La storia di Gulotta e la strage della casermetta di Alcamo Marina - La notte del 27 gennaio del 1976 vengono trucidati nella piccola caserma dei carabinieri di Alcamo due giovani militari dell’Arma, Carmine Apuzzo e Salvatore Falcetta. Qualche giorno dopo, altri carabinieri confezionano con minacce, botte e torture una falsa verità che porta in un tunnel senza via d’uscita cinque giovani accusati di essere gli esecutori materiali della strage di Alcamo Marina, ancora oggi avvolta nel mistero e i cui veri responsabili sono ancora in libertà.
Per Giuseppe Gulotta tutto ha inizio la sera del 13 Febbraio del ‘76, quando, a qualche settimana di distanza dalla strage in cui furono uccisi i due poveri carabinieri, altri militari dell’Arma lo vanno a prelevare a casa sua. “Dobbiamo chiederti alcune cose” gli dicono.
Lui, appena diciottenne e con poche possibilità economiche, lavorava come muratore, e aveva fatto richiesta per entrare nella Guardia di Finanza.
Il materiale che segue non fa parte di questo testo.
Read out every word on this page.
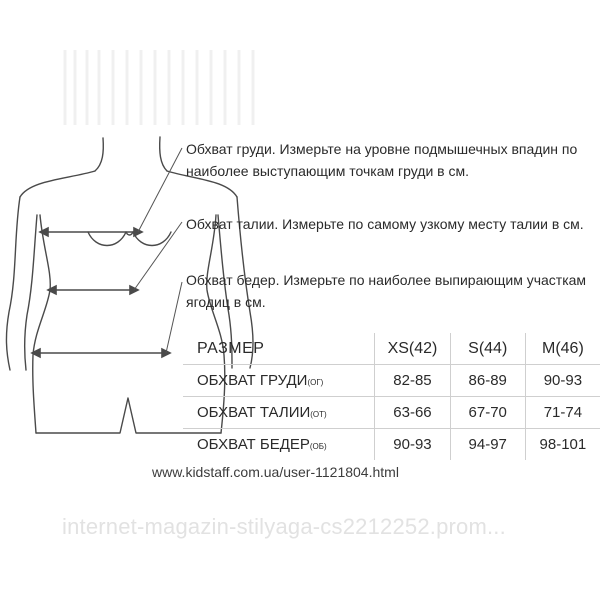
Обхват груди. Измерьте на уровне подмышечных впадин по наиболее выступающим точкам груди в см.

Обхват талии. Измерьте по самому узкому месту талии в см.

Обхват бедер. Измерьте по наиболее выпирающим участкам ягодиц в см.

РАЗМЕР	XS(42)	S(44)	M(46)
ОБХВАТ ГРУДИ(ОГ)	82-85	86-89	90-93
ОБХВАТ ТАЛИИ(ОТ)	63-66	67-70	71-74
ОБХВАТ БЕДЕР(ОБ)	90-93	94-97	98-101

www.kidstaff.com.ua/user-1121804.html

internet-magazin-stilyaga-cs2212252.prom...
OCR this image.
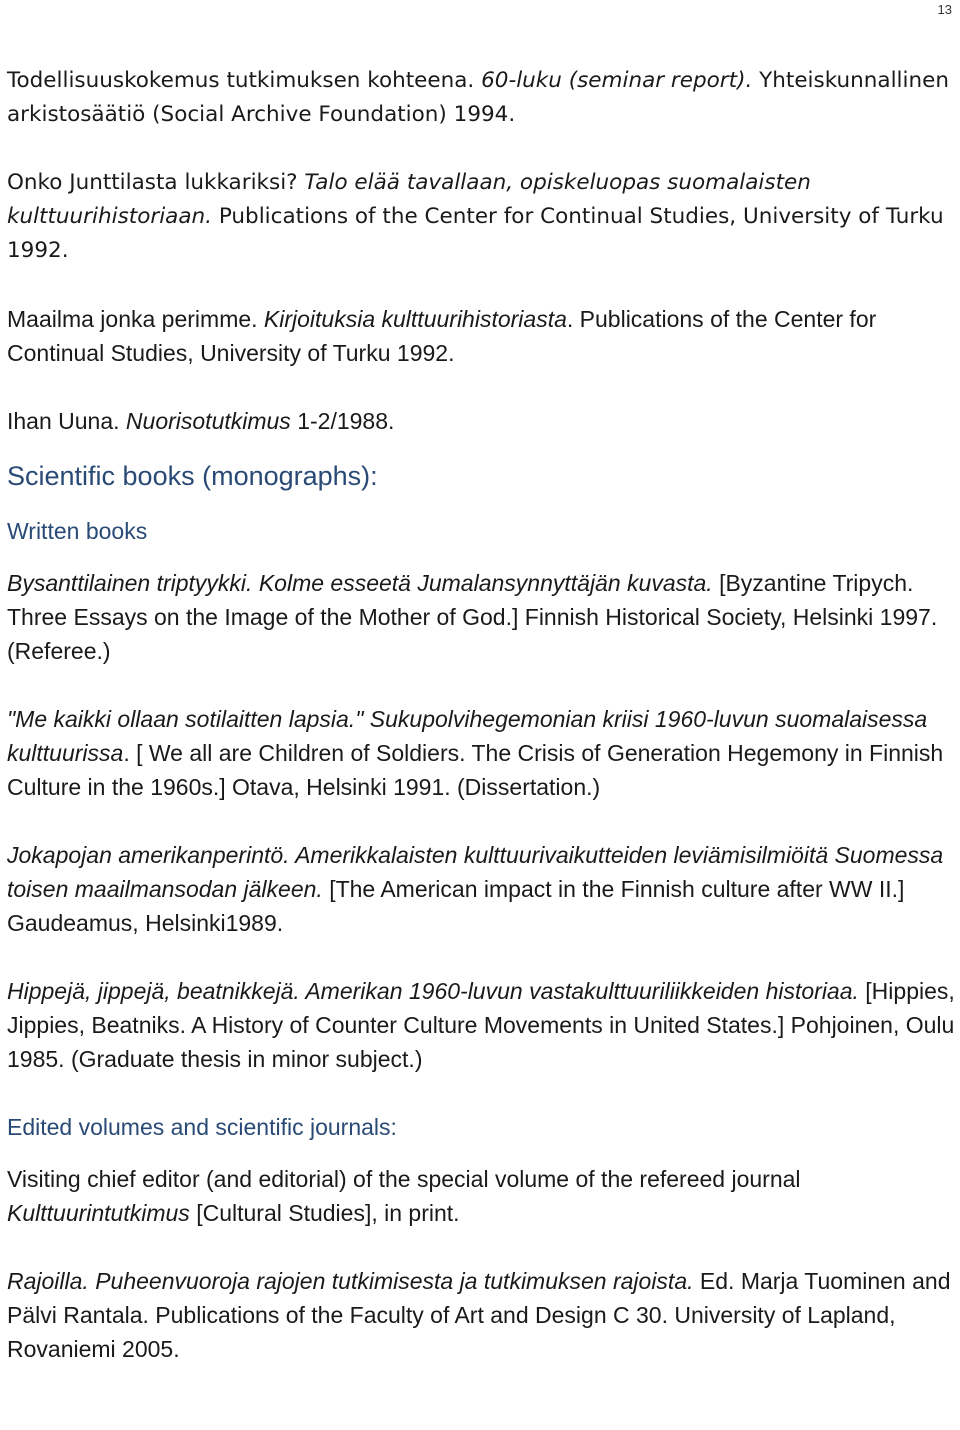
13

Todellisuuskokemus tutkimuksen kohteena. 60-luku (seminar report). Yhteiskunnallinen arkistosäätiö (Social Archive Foundation) 1994.

Onko Junttilasta lukkariksi? Talo elää tavallaan, opiskeluopas suomalaisten kulttuurihistoriaan. Publications of the Center for Continual Studies, University of Turku 1992.

Maailma jonka perimme. Kirjoituksia kulttuurihistoriasta. Publications of the Center for Continual Studies, University of Turku 1992.

Ihan Uuna. Nuorisotutkimus 1-2/1988.

Scientific books (monographs):
Written books

Bysanttilainen triptyykki. Kolme esseetä Jumalansynnyttäjän kuvasta. [Byzantine Tripych. Three Essays on the Image of the Mother of God.] Finnish Historical Society, Helsinki 1997. (Referee.)

"Me kaikki ollaan sotilaitten lapsia." Sukupolvihegemonian kriisi 1960-luvun suomalaisessa kulttuurissa. [ We all are Children of Soldiers. The Crisis of Generation Hegemony in Finnish Culture in the 1960s.] Otava, Helsinki 1991. (Dissertation.)

Jokapojan amerikanperintö. Amerikkalaisten kulttuurivaikutteiden leviämisilmiöitä Suomessa toisen maailmansodan jälkeen. [The American impact in the Finnish culture after WW II.] Gaudeamus, Helsinki1989.

Hippejä, jippejä, beatnikkejä. Amerikan 1960-luvun vastakulttuuriliikkeiden historiaa. [Hippies, Jippies, Beatniks. A History of Counter Culture Movements in United States.] Pohjoinen, Oulu 1985. (Graduate thesis in minor subject.)

Edited volumes and scientific journals:

Visiting chief editor (and editorial) of the special volume of the refereed journal Kulttuurintutkimus [Cultural Studies], in print.

Rajoilla. Puheenvuoroja rajojen tutkimisesta ja tutkimuksen rajoista. Ed. Marja Tuominen and Pälvi Rantala. Publications of the Faculty of Art and Design C 30. University of Lapland, Rovaniemi 2005.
Quando i carabinieri vanno a bussare alla sua porta pensa che volessero avere ulteriori informazioni preliminari dall’aspirante finanziere. E invece non si trattava del concorso. Giuseppe Vesco, un ragazzo arrestato qualche giorno prima accusava Gulotta e gli amici Gaetano Santangelo, Vincenzo Ferrantelli e Giovanni Mandalà di essere gli autori della strage di Alcamo Marina. Quella notte, nella casermetta dove viene interrogato, crede di morire. Gli puntano una pistola addosso, lo costringono a bere acqua e sale, lo massacrano di botte, fin quando, esausto, per liberarsi da quell’orrore firma il verbale.
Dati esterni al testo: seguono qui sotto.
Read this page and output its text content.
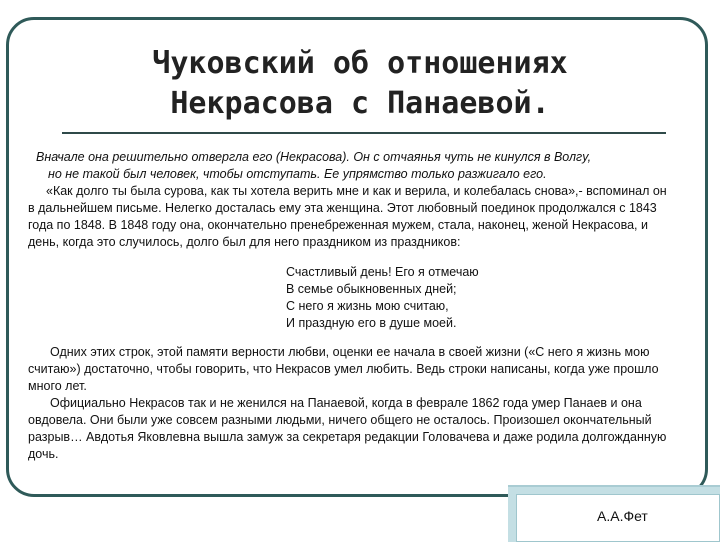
Чуковский об отношениях
Некрасова с Панаевой.

Вначале она решительно отвергла его (Некрасова). Он с отчаянья чуть не кинулся в Волгу,
но не такой был человек, чтобы отступать. Ее упрямство только разжигало его.

«Как долго ты была сурова, как ты хотела верить мне и как и верила, и колебалась снова»,- вспоминал он в дальнейшем письме. Нелегко досталась ему эта женщина. Этот любовный поединок продолжался с 1843 года по 1848. В 1848 году она, окончательно пренебреженная мужем, стала, наконец, женой Некрасова, и день, когда это случилось, долго был для него праздником из праздников:

Счастливый день! Его я отмечаю
В семье обыкновенных дней;
С него я жизнь мою считаю,
И праздную его в душе моей.

Одних этих строк, этой памяти верности любви, оценки ее начала в своей жизни («С него я жизнь мою считаю») достаточно, чтобы говорить, что Некрасов умел любить. Ведь строки написаны, когда уже прошло много лет.

Официально Некрасов так и не женился на Панаевой, когда в феврале 1862 года умер Панаев и она овдовела. Они были уже совсем разными людьми, ничего общего не осталось. Произошел окончательный разрыв… Авдотья Яковлевна вышла замуж за секретаря редакции Головачева и даже родила долгожданную дочь.

А.А.Фет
Inizia il calvario di Gulotta - Dopo qualche ora davanti al giudice ritratta e spiega la sua verità, ma nessuno gli crede e inizia il suo incubo che lo porta nel settembre del 1990 alla condanna definitiva all’ergastolo. Giuseppe Vesco fu trovato morto nella sua cella, nell’ottobre del 1976 nel carcere di San Giuliano di Trapani, dopo aver ritrattato tutto e detto più volte che quelle confessioni erano state estorte dai carabinieri con le torture. La versione ufficiale parla di suicidio per impiccagione, anche se la circostanza rimane misteriosa visto che Vesco aveva una mano amputata.
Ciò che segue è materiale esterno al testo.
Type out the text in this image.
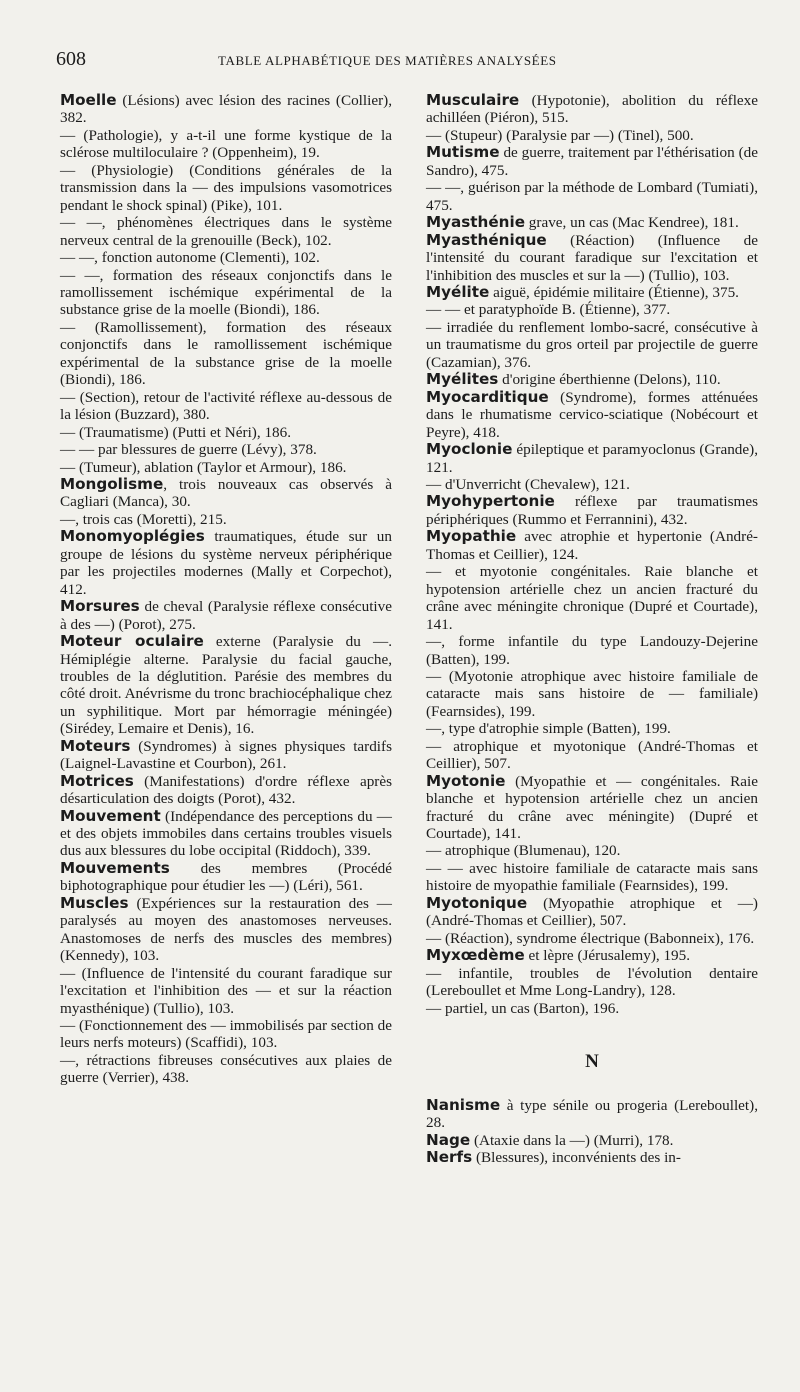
608	TABLE ALPHABÉTIQUE DES MATIÈRES ANALYSÉES

Moelle (Lésions) avec lésion des racines (Collier), 382.

— (Pathologie), y a-t-il une forme kystique de la sclérose multiloculaire ? (Oppenheim), 19.

— (Physiologie) (Conditions générales de la transmission dans la — des impulsions vasomotrices pendant le shock spinal) (Pike), 101.

— —, phénomènes électriques dans le système nerveux central de la grenouille (Beck), 102.

— —, fonction autonome (Clementi), 102.

— —, formation des réseaux conjonctifs dans le ramollissement ischémique expérimental de la substance grise de la moelle (Biondi), 186.

— (Ramollissement), formation des réseaux conjonctifs dans le ramollissement ischémique expérimental de la substance grise de la moelle (Biondi), 186.

— (Section), retour de l'activité réflexe au-dessous de la lésion (Buzzard), 380.

— (Traumatisme) (Putti et Néri), 186.

— — par blessures de guerre (Lévy), 378.

— (Tumeur), ablation (Taylor et Armour), 186.

Mongolisme, trois nouveaux cas observés à Cagliari (Manca), 30.

—, trois cas (Moretti), 215.

Monomyoplégies traumatiques, étude sur un groupe de lésions du système nerveux périphérique par les projectiles modernes (Mally et Corpechot), 412.

Morsures de cheval (Paralysie réflexe consécutive à des —) (Porot), 275.

Moteur oculaire externe (Paralysie du —. Hémiplégie alterne. Paralysie du facial gauche, troubles de la déglutition. Parésie des membres du côté droit. Anévrisme du tronc brachiocéphalique chez un syphilitique. Mort par hémorragie méningée) (Sirédey, Lemaire et Denis), 16.

Moteurs (Syndromes) à signes physiques tardifs (Laignel-Lavastine et Courbon), 261.

Motrices (Manifestations) d'ordre réflexe après désarticulation des doigts (Porot), 432.

Mouvement (Indépendance des perceptions du — et des objets immobiles dans certains troubles visuels dus aux blessures du lobe occipital (Riddoch), 339.

Mouvements des membres (Procédé biphotographique pour étudier les —) (Léri), 561.

Muscles (Expériences sur la restauration des — paralysés au moyen des anastomoses nerveuses. Anastomoses de nerfs des muscles des membres) (Kennedy), 103.

— (Influence de l'intensité du courant faradique sur l'excitation et l'inhibition des — et sur la réaction myasthénique) (Tullio), 103.

— (Fonctionnement des — immobilisés par section de leurs nerfs moteurs) (Scaffidi), 103.

—, rétractions fibreuses consécutives aux plaies de guerre (Verrier), 438.

Musculaire (Hypotonie), abolition du réflexe achilléen (Piéron), 515.

— (Stupeur) (Paralysie par —) (Tinel), 500.

Mutisme de guerre, traitement par l'éthérisation (de Sandro), 475.

— —, guérison par la méthode de Lombard (Tumiati), 475.

Myasthénie grave, un cas (Mac Kendree), 181.

Myasthénique (Réaction) (Influence de l'intensité du courant faradique sur l'excitation et l'inhibition des muscles et sur la —) (Tullio), 103.

Myélite aiguë, épidémie militaire (Étienne), 375.

— — et paratyphoïde B. (Étienne), 377.

— irradiée du renflement lombo-sacré, consécutive à un traumatisme du gros orteil par projectile de guerre (Cazamian), 376.

Myélites d'origine éberthienne (Delons), 110.

Myocarditique (Syndrome), formes atténuées dans le rhumatisme cervico-sciatique (Nobécourt et Peyre), 418.

Myoclonie épileptique et paramyoclonus (Grande), 121.

— d'Unverricht (Chevalew), 121.

Myohypertonie réflexe par traumatismes périphériques (Rummo et Ferrannini), 432.

Myopathie avec atrophie et hypertonie (André-Thomas et Ceillier), 124.

— et myotonie congénitales. Raie blanche et hypotension artérielle chez un ancien fracturé du crâne avec méningite chronique (Dupré et Courtade), 141.

—, forme infantile du type Landouzy-Dejerine (Batten), 199.

— (Myotonie atrophique avec histoire familiale de cataracte mais sans histoire de — familiale) (Fearnsides), 199.

—, type d'atrophie simple (Batten), 199.

— atrophique et myotonique (André-Thomas et Ceillier), 507.

Myotonie (Myopathie et — congénitales. Raie blanche et hypotension artérielle chez un ancien fracturé du crâne avec méningite) (Dupré et Courtade), 141.

— atrophique (Blumenau), 120.

— — avec histoire familiale de cataracte mais sans histoire de myopathie familiale (Fearnsides), 199.

Myotonique (Myopathie atrophique et —) (André-Thomas et Ceillier), 507.

— (Réaction), syndrome électrique (Babonneix), 176.

Myxœdème et lèpre (Jérusalemy), 195.

— infantile, troubles de l'évolution dentaire (Lereboullet et Mme Long-Landry), 128.

— partiel, un cas (Barton), 196.

N

Nanisme à type sénile ou progeria (Lereboullet), 28.

Nage (Ataxie dans la —) (Murri), 178.

Nerfs (Blessures), inconvénients des in-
Il carabinire che riapre il processo e porterà alla libertà di Gulotta - Nel 2008 il rimorso di coscienza dell’ex brigadiere Renato Olino, presente la notte dell’arresto, lo porta a raccontare che le confessioni di Giuseppe Vesco, Gulotta e gli arrestati erano state estorte con la tortura; nel 2008 la Procura di Trapani ha aperto due inchieste. Una sulla morte dei due militari, l’altra su quattro carabinieri accusati di sequestro di persona e lesioni gravissime: sono Giuseppe Scibilia, Elio Di Bona, Giovanni Provenzano e Fiorino Pignatella. Olino ha dichiarato ai giudici del Tribunale di Trapani che quei ragazzi con l'eccidio non c'entravano nulla e che le loro confessioni sono state estorte con violenze terribili.
La revisione del processo e finalmente l'assoluzione - Per Giuseppe Gulotta inizia a farsi concreta la possibilità di poter ritornare in libertà. C’è la revisione del processo e il 13 febbraio 2012, esattamente 36 anni dopo il suo arresto viene assolto per non aver commesso il fatto. In seguito anche Ferrantelli e Santangelo, che diversamente da Gulotta fuggirono in Brasile per non andare in carcere, sono stati assolti dalla corte d’appello di Catania e nel 2014 anche la corte d’appello di Trapani ha assolto Giovanni Mandalà che era morto in carcere per cause naturali.